Merhaba Sanat Tiyatrosu'nda çalışma yürüten fotoğraf sanatçısı Ali Osman Abalı, zor süreçlerde daha çok sanatsal ürünlerin ortaya çıktığını belirterek, "Sanat düz bir kavram değildir. Dolambaçlı yolları vardır. Daha çok imgenin, daha çok metaforun çıkacağı dönemler zor süreçlerdir" dedi. Zor süreçlerden geçildiğine dikkat çeken Abalı, derneklerin, kültürel faaliyet yürüten kurumların, dergilerin kapatıldığı bir dönemde yeniden hayata geçmenin çok önemli olduğunu kaydetti. Merhaba Sanat Tiyatrosu ile sanatın diğer tüm disiplinlerini de bir araya getirmeyi amaçladıklarını kaydeden Abalı, alternatif ve muhalif kimliğiyle yeniden sanata merhaba demeyi amaçladıklarını vurguladı.
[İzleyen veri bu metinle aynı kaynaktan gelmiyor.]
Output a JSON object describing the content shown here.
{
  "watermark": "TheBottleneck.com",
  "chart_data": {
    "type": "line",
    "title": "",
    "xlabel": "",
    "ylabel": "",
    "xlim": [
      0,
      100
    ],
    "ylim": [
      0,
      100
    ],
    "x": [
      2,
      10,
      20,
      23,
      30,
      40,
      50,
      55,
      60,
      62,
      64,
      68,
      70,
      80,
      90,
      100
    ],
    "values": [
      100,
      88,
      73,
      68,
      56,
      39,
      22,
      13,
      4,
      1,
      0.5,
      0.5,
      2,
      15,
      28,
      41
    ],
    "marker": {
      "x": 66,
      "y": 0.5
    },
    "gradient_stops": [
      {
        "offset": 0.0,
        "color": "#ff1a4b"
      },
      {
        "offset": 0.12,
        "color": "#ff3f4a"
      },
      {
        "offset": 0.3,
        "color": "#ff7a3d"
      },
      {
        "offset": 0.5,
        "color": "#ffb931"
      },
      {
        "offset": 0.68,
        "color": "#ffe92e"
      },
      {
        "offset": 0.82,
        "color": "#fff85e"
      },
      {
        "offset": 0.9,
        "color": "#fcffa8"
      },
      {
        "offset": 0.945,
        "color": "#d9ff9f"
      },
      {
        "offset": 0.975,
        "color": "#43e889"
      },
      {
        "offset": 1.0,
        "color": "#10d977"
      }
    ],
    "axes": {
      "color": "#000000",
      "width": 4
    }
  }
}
'SANATÇI MUHALİF OLMALIDIR'

1992'den bu yana her zaman muhalif bir çizgiye sahip olduğunu ifade eden Abalı, çektiği fotoğraflarla insanları sokaklara yeniden çağırmayı hedeflediğini kaydederek, "Muhalif, antiemperyalist olmak zorundayız. Sokağın ve insanın sanatçısı olmak muhalif olmayı gerektirir. Sözümüzü sanatımızla söylemeye devam edeceğiz." Sanatın sokakta şekillendiğini dile getiren Abalı,"Bir insan kendine sanatçıyım diyorsa muhalif olmalıdır. Sanatçı sözlerini daha çok sanat yaparak söylemelidir" dedi.